# wood stoves and vinyl floors



## drbridge (Nov 30, 2013)

Hi all
I am new to this forum, but have been sifting through past posts and have found lots of great info.
One subject that I have found very little on, is the compatibility with wood stoves and vinyl floors. We are getting ready to install a stove in our manufactured home. The existing vinyl floor in the kitchen area is where the stove will go. The floor needs replacing. We are considering using vinyl plank floating floor over the existing vinyl in hopes it will hold up well in a wet environment. My concern is whether the vinyl will be OK near the heat of the wood stove I was hoping to find some first hand knowledge on this subject. Let me know if you have any experience with vinyl plank flooring near wood stoves.
Thanks, Doug


----------



## begreen (Nov 30, 2013)

Welcome Doug. As long as the stove's hearth requirements are honored it should be ok. Note that there is no harm in exceeding the hearth dimensions or insulation value if you want greater peace of mind.


----------



## Sinngetreu (Nov 30, 2013)

drbridge said:


> Hi all
> I am new to this forum, but have been sifting through past posts and have found lots of great info.
> One subject that I have found very little on, is the compatibility with wood stoves and vinyl floors. We are getting ready to install a stove in our manufactured home. The existing vinyl floor in the kitchen area is where the stove will go. The floor needs replacing. We are considering using vinyl plank floating floor over the existing vinyl in hopes it will hold up well in a wet environment. My concern is whether the vinyl will be OK near the heat of the wood stove I was hoping to find some first hand knowledge on this subject. Let me know if you have any experience with vinyl plank flooring near wood stoves.
> Thanks, Doug




Your stove wont be sitting in the vinyl right? You will need to check codes, but a few feet away should be alright. You will be surprised how cool it really is on the floor since that is where the cold air is.


----------



## toddnic (Nov 30, 2013)

I know from first hand experience that vinyl flooring will melt/burn if it is too close to the woodstove.  Make sure you follow the installation guidelines and you should be alright.  I rented a house about 20 years ago that had the flooring too close to the woodstove and the edge of the flooring melted.


----------



## Dave A. (Nov 30, 2013)

I'd think exceeding the minimums in this case would be a good idea, or plan on using a hearth rug in front.  Realize any coals or flying embers that get away are going to melt and ruin the floor very quickly.

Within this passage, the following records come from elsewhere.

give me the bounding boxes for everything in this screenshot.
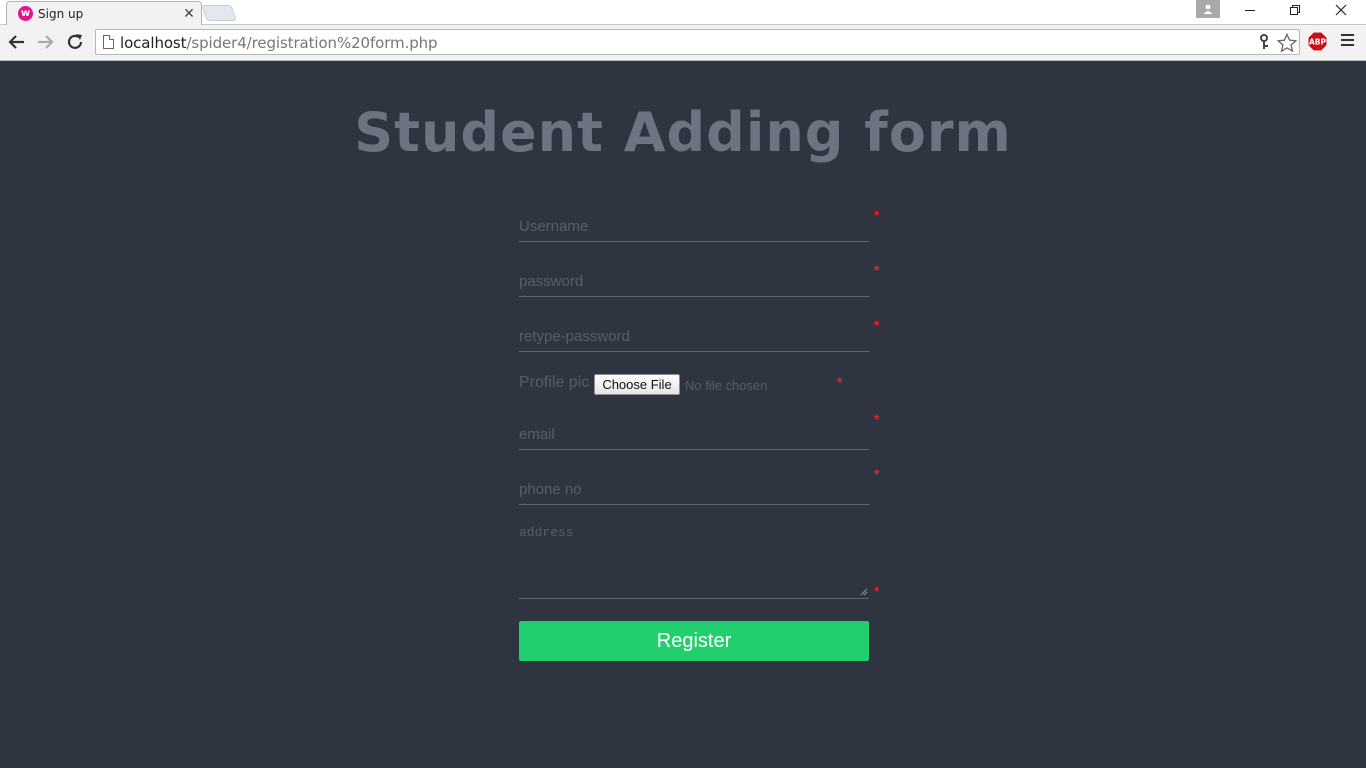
new-tab-button[interactable] [201, 5, 237, 21]
choose-file-button[interactable]: Choose File [594, 374, 680, 395]
page-icon [103, 35, 114, 49]
adblock-icon[interactable]: ABP [1307, 31, 1328, 52]
retype-password-field [519, 316, 869, 352]
password-field [519, 261, 869, 297]
tab-close-icon[interactable]: ✕ [181, 4, 197, 22]
forward-arrow-icon[interactable] [34, 31, 56, 53]
reload-icon[interactable] [64, 31, 86, 53]
retype-password-required-marker: * [874, 317, 880, 333]
file-status: No file chosen [685, 378, 768, 393]
profile-pic-label: Profile pic [519, 374, 590, 391]
phone-required-marker: * [874, 466, 880, 482]
password-input[interactable] [519, 266, 869, 296]
svg-text:ABP: ABP [1309, 38, 1327, 47]
resize-grip-icon[interactable] [860, 588, 868, 596]
email-field [519, 414, 869, 450]
address-required-marker: * [874, 583, 880, 599]
email-required-marker: * [874, 411, 880, 427]
back-arrow-icon[interactable] [6, 31, 28, 53]
url-text: localhost/spider4/registration%20form.ph… [120, 34, 438, 52]
profile-icon[interactable] [1196, 0, 1220, 18]
email-input[interactable] [519, 419, 869, 449]
phone-input[interactable] [519, 474, 869, 504]
menu-icon[interactable] [1341, 34, 1355, 50]
address-bar[interactable]: localhost/spider4/registration%20form.ph… [95, 29, 1300, 55]
profile-pic-required-marker: * [837, 374, 843, 390]
key-icon[interactable] [1257, 34, 1271, 50]
page-title: Student Adding form [354, 101, 1012, 164]
address-field [519, 519, 869, 599]
star-icon[interactable] [1276, 32, 1298, 54]
tab-strip: w Sign up ✕ [0, 0, 1366, 25]
password-required-marker: * [874, 262, 880, 278]
window-close-icon[interactable] [1318, 0, 1364, 25]
restore-icon[interactable] [1272, 0, 1318, 25]
minimize-icon[interactable] [1227, 0, 1273, 25]
phone-field [519, 469, 869, 505]
wamp-favicon-icon: w [18, 6, 33, 21]
browser-toolbar: localhost/spider4/registration%20form.ph… [0, 26, 1366, 60]
username-input[interactable] [519, 211, 869, 241]
profile-pic-row: Profile pic Choose File No file chosen [519, 371, 849, 395]
retype-password-input[interactable] [519, 321, 869, 351]
username-required-marker: * [874, 207, 880, 223]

Edit: In fact since you're replacing the floor, I'd seriously consider a more durable material for proximity to a stove.  Apparently stone and ceramic tile have gone out of style, but they seem to be more suitable for around a stove.  Even wood is not going to be ruined as quickly as vinyl by a (infrequent but possible)  hot coal or burning log that rolls out and lands on it momentarily.  That's just my opinion though.


----------



## Cynnergy (Nov 30, 2013)

I was worried about the temp changes on vinyl plank flooring, so we eventually ended up putting down some cheap (but real) white pine t&g flooring instead in the cabin.  We definitely get some shrinkage and small cracks right in front of the stove, but with real wood it just looks like it's supposed to do that.  I think it would look pretty bad with vinyl planks though if gaps started showing up.  It might be ok, but I decided it wasn't worth the risk.

FWIW, our slate hearth transitions to the wood floor 20" in front of the stove.

If you want to keep the vinyl, I would go with sheet vinyl instead.


----------



## drbridge (Nov 30, 2013)

Thanks for the insight. The reason I am thinking of the vinyl planks is because they are cheap, easy and fast. The flooring were the stove area is going to be is really part of the kitchen area so I need something that is compatible with water. One thing nice about the vinyl planks is that since it is a floating floor you could easily replace a section if an ember burned it. I would however, plan on building an oversize hearth pad to be on the safe side. I have a stove in my shop and I got it going pretty hot today and put some samples next to it. Much closer than they would be if I used them next to the stove in the house. They don't really seem to be getting warm at all. I do plan on using the click lock version of the planks rather than the self adhesive. From what I've researched about the planks, they are quite durable and actually do look a lot like wood. It would be nice to have a custom tile floor or perhaps wood plank. but I need to do this myself and am short of funds and time for a project like that.
Thanks for your help.


----------



## begreen (Nov 30, 2013)

Please be sure to budget enough to cover a good stove and a totally proper installation and chimney system.


----------



## drbridge (Nov 30, 2013)

begreen said:


> Please be sure to budget enough to cover a good stove and a totally proper installation and chimney system.


Amen to that begreen. I am looking at an Englander NC30 and Metalbestos Chimney system. Just don't have much left for the floor. Originally had not planned on redoing the floor until we pulled up the through rug and saw how yellow the sheet vinyl had turned. The floating vinyl will be easy to pull up if We want to do something else later.


----------



## begreen (Nov 30, 2013)

Sounds good, note the 30NC's hearth requirements are R=1.5. If concerned about the floor make the hearth taller, while meeting the insulation requirement.


----------